Four (4) years Dorman Long and the Cleveland Bridge & Engineering Company were the contractors for the bridge, which took four years to complete. Hundreds of laborers were hired on the project, including 180 workers sent from the United Kingdom. Strikes by employees in 1956 and 1957 hampered progress. The last load of cement was placed into the foundation stones on August 15, 1958.
The total cost of the bridge was $7 million ($70 million in 2007). At the time, this was considered a huge investment for New Zealand, but now looks like good value for money considering the benefits it has provided to transport and tourism in Auckland.
Construction began on January 16, 1936 and the bridge opened for traffic on March 12, 1940. It was the longest suspension bridge in New Zealand at the time of its construction and remains so today. The main span is 1,200 feet (365 m) with side spans of 400 feet (122 m). There are 14 vertical suspenders supporting the main cable bed.
Auckland is one of the most expensive cities to live in New Zealand. However, thanks to the harbor bridge, transportation costs are low compared to other cities in New Zealand. In addition, the bridge has reduced congestion on local roads and made the city center more accessible. These factors have helped make Auckland one of the most attractive cities in New Zealand.
Eighteen years The Sydney Harbour Bridge began construction on July 28, 1923, employing 1,400 employees and taking more than eight years to complete at a cost of more than PS10 million. The bridge was opened by the New South Wales governor, Sir Gerald Strickland, on November 17, 1931.
It was an immediate success. When it was first opened, hundreds of thousands of people crossed the bridge each week, and by 1939, there were almost 800,000 crossings a year. The number of vehicles crossing the bridge has increased steadily since then, but even today, more than half of all traffic crosses the bridge and its approaches.
Its official name is the Harbor Bridge. It connects the eastern and western shores of Sydney Harbour, forming a link between Lane Cove River and Middle Harbour River. The bridge is 888 feet (275 m) long and consists of three main sections: a central section consisting of two parallel trusses with a gap in between; and two end sections which are one-way bridges with roadways that run along the edge of the water. The entire structure stands on piers that extend out from the Middle Harbour and Lane Cove Rivers about 500 feet (150 m).
It took them far more time to create the blueprints - there were 11 modifications before they arrived at the final design - than it did to install them. The demolition of the old bridge and building of the new bridge took only 43 hours. It's estimated that the first bridge built by Mao Zedong lasted for only 15 years.
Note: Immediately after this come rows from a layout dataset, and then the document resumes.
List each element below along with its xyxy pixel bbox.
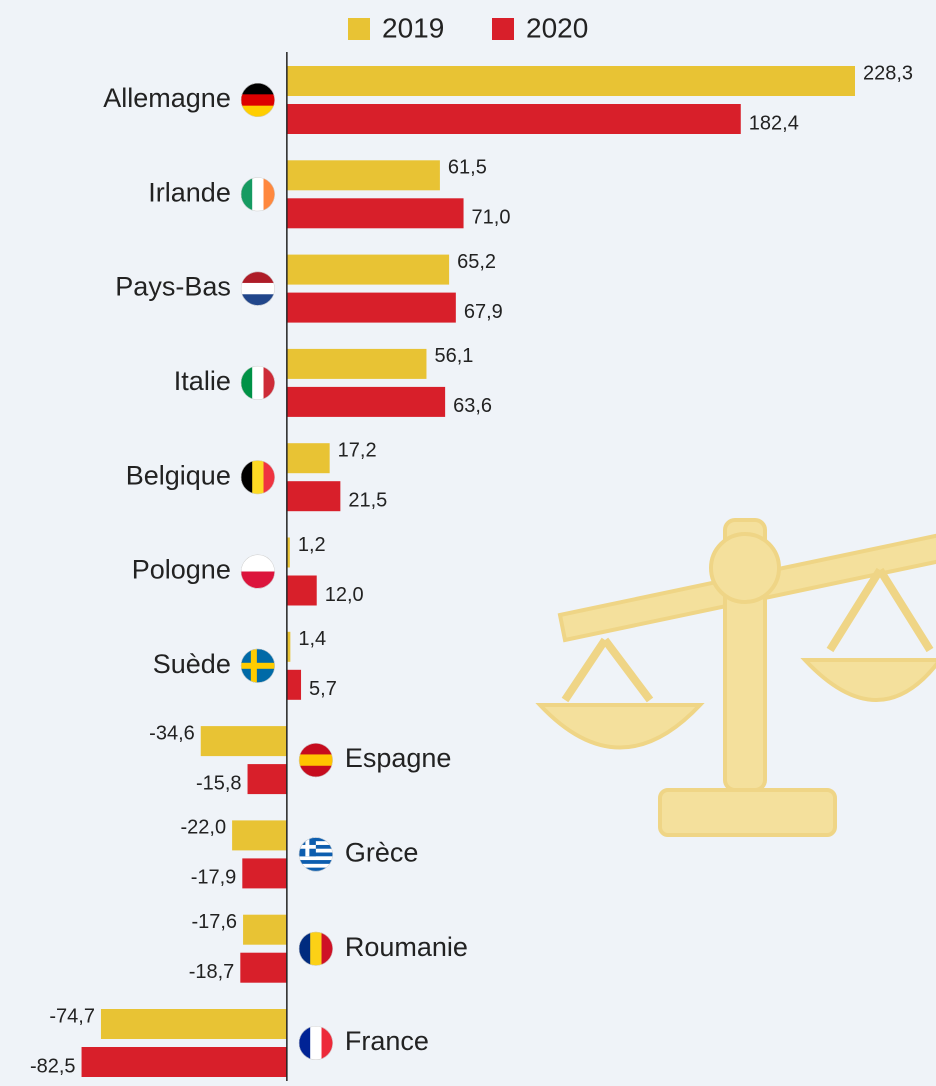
- category-label: Roumanie: [345, 932, 468, 962]
- bar: [101, 1009, 287, 1039]
- bar: [243, 915, 287, 945]
- flag-stripe: [252, 177, 264, 211]
- flag-stripe: [241, 460, 253, 494]
- flag-stripe: [299, 860, 333, 864]
- flag: [241, 460, 276, 494]
- flag-stripe: [299, 754, 333, 766]
- value-label: 1,4: [298, 628, 326, 650]
- bar: [287, 670, 301, 700]
- legend-swatch: [348, 18, 370, 40]
- flag-stripe: [299, 932, 311, 966]
- value-label: -82,5: [30, 1055, 76, 1077]
- value-label: -74,7: [49, 1005, 95, 1027]
- flag: [241, 272, 275, 307]
- bar: [287, 576, 317, 606]
- flag: [241, 83, 275, 118]
- category-label: Pays-Bas: [115, 272, 231, 302]
- flag-stripe: [241, 272, 275, 284]
- value-label: 65,2: [457, 251, 496, 273]
- scales-illustration: [540, 520, 936, 835]
- flag-stripe: [252, 366, 264, 400]
- value-label: 228,3: [863, 62, 913, 84]
- value-label: -18,7: [189, 961, 235, 983]
- category-label: Espagne: [345, 743, 452, 773]
- flag-stripe: [241, 572, 275, 590]
- chart: 2019 2020 228,3 182,4 Allemagne 61,5 71,0 Irlan…: [0, 0, 936, 1081]
- flag: [299, 837, 333, 871]
- legend-label: 2020: [526, 12, 588, 43]
- flag-stripe: [252, 460, 264, 494]
- flag: [299, 932, 334, 966]
- value-label: 61,5: [448, 157, 487, 179]
- category-label: Pologne: [132, 555, 231, 585]
- flag-stripe: [310, 932, 322, 966]
- bar: [201, 726, 287, 756]
- bar: [287, 443, 330, 473]
- flag-stripe: [241, 177, 253, 211]
- flag-stripe: [299, 856, 333, 860]
- legend-swatch: [492, 18, 514, 40]
- flag-stripe: [241, 83, 275, 95]
- bar: [287, 255, 449, 285]
- category-label: Italie: [174, 366, 231, 396]
- value-label: -15,8: [196, 772, 242, 794]
- flag-stripe: [299, 1026, 311, 1060]
- category-label: France: [345, 1026, 429, 1056]
- value-label: -17,9: [191, 867, 237, 889]
- bar: [248, 764, 287, 794]
- flag-stripe: [241, 283, 275, 295]
- flag: [241, 177, 276, 211]
- page: {"chart_data": { "type": "barh", "catego…: [0, 0, 936, 1081]
- flag-stripe: [241, 663, 275, 669]
- legend-label: 2019: [382, 12, 444, 43]
- flag-stripe: [251, 649, 257, 683]
- value-label: -34,6: [149, 722, 195, 744]
- flag-stripe: [310, 1026, 322, 1060]
- bar: [240, 953, 287, 983]
- value-label: 17,2: [338, 439, 377, 461]
- category-label: Belgique: [126, 460, 231, 490]
- category-label: Grèce: [345, 838, 419, 868]
- flag: [299, 1026, 334, 1060]
- flag: [241, 366, 276, 400]
- flag: [241, 555, 275, 590]
- bar: [242, 858, 287, 888]
- flag-stripe: [241, 94, 275, 106]
- bar: [287, 349, 427, 379]
- bar: [287, 198, 464, 228]
- category-label: Allemagne: [103, 83, 231, 113]
- flag: [299, 743, 333, 778]
- flag: [241, 649, 275, 683]
- value-label: 21,5: [348, 489, 387, 511]
- bar: [287, 66, 855, 96]
- value-label: 56,1: [434, 345, 473, 367]
- bar: [287, 293, 456, 323]
- value-label: 1,2: [298, 534, 326, 556]
- bar: [82, 1047, 287, 1077]
- bar: [287, 481, 341, 511]
- value-label: 71,0: [472, 207, 511, 229]
- category-label: Irlande: [148, 177, 231, 207]
- bar: [287, 104, 741, 134]
- flag-stripe: [241, 366, 253, 400]
- value-label: -17,6: [191, 911, 237, 933]
- value-label: -22,0: [181, 817, 227, 839]
- value-label: 182,4: [749, 112, 799, 134]
- value-label: 5,7: [309, 678, 337, 700]
- category-label: Suède: [153, 649, 231, 679]
- flag-stripe: [299, 743, 333, 755]
- value-label: 63,6: [453, 395, 492, 417]
- value-label: 67,9: [464, 301, 503, 323]
- bar: [287, 160, 440, 190]
- bar: [287, 387, 445, 417]
- bar: [232, 820, 287, 850]
- value-label: 12,0: [325, 584, 364, 606]
- flag-stripe: [241, 555, 275, 573]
This is because Mao wanted to show the world that communism was better than capitalism, so he had all sorts of experiments conducted on the people under his rule. Some experiments worked and some didn't, but nobody dared say no to Mao. For example, when Mao decided that it would be good for the country if everyone could read, many books were printed even though there weren't enough readers to go around.
Mao also tried to improve living standards by introducing new farming techniques. But instead of helping the people, these new methods only increased the amount of work required to grow food, thus causing more deaths by starvation.
In addition to being responsible for killing through starvation and experimentation, Mao also has been accused of murder himself. His wife, who was named Zhu Shuzhen after their marriage in 1919, has been suggested as one of the causes of his death due to poisoning.